Empiezo a buscar con desesperación en la web y encuentro unas páginas que no me infunden ninguna confianza: el embarazo punto algo, planeta mamá, natal no sé qué y hasta una auspiciada por una reconocida marca de pañales. En otra situación, hubiesen sido objeto de la más despiadada burla, pero hoy me aferro a ellas con una fé hasta este momento desconocida. A los médicos que consulto, mi curiosidad, mi necesidad de saber les parece una rareza y a algunos les incomoda: ¿por qué esta compulsión por conocerlo todo? ¿De dónde sale tanta inquietud? Y lo ven como una señal de desconfianza. "Hay que relajarse y tomarse las cosas con un poco más de tranquilidad." Claramente, ese no es mi estilo y la paz, solo me la otorga el entendimiento, la comprensión. Esta impronta me hace ganar enseguida el mote de paciente intensa, demandante –lo sé, lo leo en sus mentes- y se sienten avasallados, cuestionados. Entiendo que es algo difícil de asimilar para los médicos en general, sobre todo los reconocidos, con una trayectoria y varios años de experiencia a cuestas. En mi caso particular, reconozco ser una paciente que necesita estar interiorizada de todas las opciones y procedimientos a los que puede llegar a someterse el cuerpo. Quiero comprender sus cambios, a qué se deben y quiero saber cómo va desarrollándose el bebé. Por eso, me vuelvo fanática de unos sitios web que relatan semana a semana la evolución del embarazo y debo decir, que algo me tranquilizan.
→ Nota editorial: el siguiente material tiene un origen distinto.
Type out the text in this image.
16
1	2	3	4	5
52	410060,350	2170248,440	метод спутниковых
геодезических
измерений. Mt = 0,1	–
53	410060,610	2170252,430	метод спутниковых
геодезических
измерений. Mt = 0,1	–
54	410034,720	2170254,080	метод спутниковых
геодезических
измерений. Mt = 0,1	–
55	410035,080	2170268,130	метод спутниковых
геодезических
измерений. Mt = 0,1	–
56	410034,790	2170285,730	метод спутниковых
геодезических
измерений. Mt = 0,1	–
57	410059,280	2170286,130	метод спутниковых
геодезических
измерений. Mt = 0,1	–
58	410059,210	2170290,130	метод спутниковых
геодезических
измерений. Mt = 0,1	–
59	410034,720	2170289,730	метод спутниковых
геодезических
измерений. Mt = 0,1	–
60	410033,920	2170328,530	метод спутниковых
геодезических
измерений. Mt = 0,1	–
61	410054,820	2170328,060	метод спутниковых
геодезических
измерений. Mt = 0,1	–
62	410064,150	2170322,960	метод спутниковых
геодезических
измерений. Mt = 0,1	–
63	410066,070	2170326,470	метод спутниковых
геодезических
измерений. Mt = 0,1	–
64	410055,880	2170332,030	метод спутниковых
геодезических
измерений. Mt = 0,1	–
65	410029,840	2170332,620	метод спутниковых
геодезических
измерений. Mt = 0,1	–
Mi militancia en estos días pasa por seguir manteniendo la gobernabilidad sobre mi propio cuerpo, al que la medicina históricamente y sobre todo en esta etapa de la vida de ciertas mujeres, ha manejado e intervenido como se le cantó la gana. De todos modos, con el transcurso de los días, me voy dando  cuenta de que si bien puedo llegar a estar en control de casi todo lo concerniente a su funcionamiento, mi vida inevitablemente está comenzando a correr por otro camino.